Protection of Bacterial Spores in Space, a Contribution to the Discussion on Panspermia

Gerda Horneck, Petra Rettberg, Günther Reitz, Jörg Wehner, Ute Eschweiler, Karsten Strauch, Corinna Panitz, Verena Starke, Christa Baumstark-Khan

Spores of Bacillus subtilis were exposed to space in the BIOPAN facility of the European Space Agency onboard of the Russian Earth-orbiting FOTON satellite. The spores were exposed either in dry layers without any protecting agent, or mixed with clay, red sandstone, Martian analogue soil or meteorite powder, in dry layers as well as in so-called 'artificial meteorites', i.e. cubes filled with clay and spores in naturally occurring concentrations.
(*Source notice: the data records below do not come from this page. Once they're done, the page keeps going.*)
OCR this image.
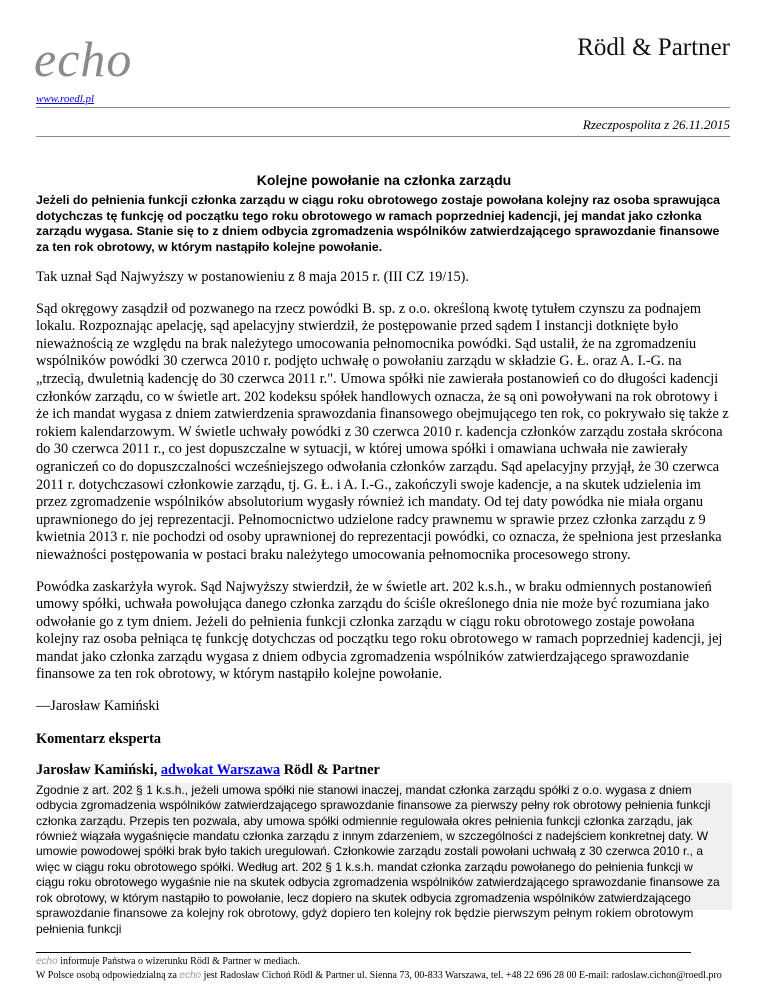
echo
www.roedl.pl
Rödl & Partner
Rzeczpospolita z 26.11.2015
Kolejne powołanie na członka zarządu

Jeżeli do pełnienia funkcji członka zarządu w ciągu roku obrotowego zostaje powołana kolejny raz osoba sprawująca dotychczas tę funkcję od początku tego roku obrotowego w ramach poprzedniej kadencji, jej mandat jako członka zarządu wygasa. Stanie się to z dniem odbycia zgromadzenia wspólników zatwierdzającego sprawozdanie finansowe za ten rok obrotowy, w którym nastąpiło kolejne powołanie.

Tak uznał Sąd Najwyższy w postanowieniu z 8 maja 2015 r. (III CZ 19/15).

Sąd okręgowy zasądził od pozwanego na rzecz powódki B. sp. z o.o. określoną kwotę tytułem czynszu za podnajem lokalu. Rozpoznając apelację, sąd apelacyjny stwierdził, że postępowanie przed sądem I instancji dotknięte było nieważnością ze względu na brak należytego umocowania pełnomocnika powódki. Sąd ustalił, że na zgromadzeniu wspólników powódki 30 czerwca 2010 r. podjęto uchwałę o powołaniu zarządu w składzie G. Ł. oraz A. I.-G. na „trzecią, dwuletnią kadencję do 30 czerwca 2011 r.". Umowa spółki nie zawierała postanowień co do długości kadencji członków zarządu, co w świetle art. 202 kodeksu spółek handlowych oznacza, że są oni powoływani na rok obrotowy i że ich mandat wygasa z dniem zatwierdzenia sprawozdania finansowego obejmującego ten rok, co pokrywało się także z rokiem kalendarzowym. W świetle uchwały powódki z 30 czerwca 2010 r. kadencja członków zarządu została skrócona do 30 czerwca 2011 r., co jest dopuszczalne w sytuacji, w której umowa spółki i omawiana uchwała nie zawierały ograniczeń co do dopuszczalności wcześniejszego odwołania członków zarządu. Sąd apelacyjny przyjął, że 30 czerwca 2011 r. dotychczasowi członkowie zarządu, tj. G. Ł. i A. I.-G., zakończyli swoje kadencje, a na skutek udzielenia im przez zgromadzenie wspólników absolutorium wygasły również ich mandaty. Od tej daty powódka nie miała organu uprawnionego do jej reprezentacji. Pełnomocnictwo udzielone radcy prawnemu w sprawie przez członka zarządu z 9 kwietnia 2013 r. nie pochodzi od osoby uprawnionej do reprezentacji powódki, co oznacza, że spełniona jest przesłanka nieważności postępowania w postaci braku należytego umocowania pełnomocnika procesowego strony.

Powódka zaskarżyła wyrok. Sąd Najwyższy stwierdził, że w świetle art. 202 k.s.h., w braku odmiennych postanowień umowy spółki, uchwała powołująca danego członka zarządu do ściśle określonego dnia nie może być rozumiana jako odwołanie go z tym dniem. Jeżeli do pełnienia funkcji członka zarządu w ciągu roku obrotowego zostaje powołana kolejny raz osoba pełniąca tę funkcję dotychczas od początku tego roku obrotowego w ramach poprzedniej kadencji, jej mandat jako członka zarządu wygasa z dniem odbycia zgromadzenia wspólników zatwierdzającego sprawozdanie finansowe za ten rok obrotowy, w którym nastąpiło kolejne powołanie.

—Jarosław Kamiński

Komentarz eksperta
Jarosław Kamiński, adwokat Warszawa Rödl & Partner
Zgodnie z art. 202 § 1 k.s.h., jeżeli umowa spółki nie stanowi inaczej, mandat członka zarządu spółki z o.o. wygasa z dniem odbycia zgromadzenia wspólników zatwierdzającego sprawozdanie finansowe za pierwszy pełny rok obrotowy pełnienia funkcji członka zarządu. Przepis ten pozwala, aby umowa spółki odmiennie regulowała okres pełnienia funkcji członka zarządu, jak również wiązała wygaśnięcie mandatu członka zarządu z innym zdarzeniem, w szczególności z nadejściem konkretnej daty. W umowie powodowej spółki brak było takich uregulowań. Członkowie zarządu zostali powołani uchwałą z 30 czerwca 2010 r., a więc w ciągu roku obrotowego spółki. Według art. 202 § 1 k.s.h. mandat członka zarządu powołanego do pełnienia funkcji w ciągu roku obrotowego wygaśnie nie na skutek odbycia zgromadzenia wspólników zatwierdzającego sprawozdanie finansowe za rok obrotowy, w którym nastąpiło to powołanie, lecz dopiero na skutek odbycia zgromadzenia wspólników zatwierdzającego sprawozdanie finansowe za kolejny rok obrotowy, gdyż dopiero ten kolejny rok będzie pierwszym pełnym rokiem obrotowym pełnienia funkcji
echo informuje Państwa o wizerunku Rödl & Partner w mediach.
W Polsce osobą odpowiedzialną za echo jest Radosław Cichoń Rödl & Partner ul. Sienna 73, 00-833 Warszawa, tel. +48 22 696 28 00 E-mail: radoslaw.cichon@roedl.pro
After about 2 weeks in space, their survival was tested from the number of colony formers. Unprotected spores in layers open to space or behind a quartz window were completely or nearly completely inactivated (survival rates in most cases < or = 10(-6)). The same low survival was obtained behind a thin layer of clay acting as an optical filter. The survival rate was increased by 5 orders of magnitude and more, if the spores in the dry layer were directly mixed with powder of clay, rock or meteorites, and up to 100% survival was reached in soil mixtures with spores comparable to the natural soil to spore ratio. These data confirm the deleterious effects of extraterrestrial solar UV radiation. Thin layers of clay, rock or meteorite are only successful in UV-shielding, if they are in direct contact with the spores. The data suggest that in a scenario of interplanetary transfer of life, small rock ejecta of a few cm in diameter could be sufficiently large to protect bacterial spores against the intense insolation; however, micron-sized grains, as originally requested by Panspermia, may not provide sufficient protection for spores to survive. The data are also pertinent to search for life on Mars and planetary protection considerations for future missions to Mars.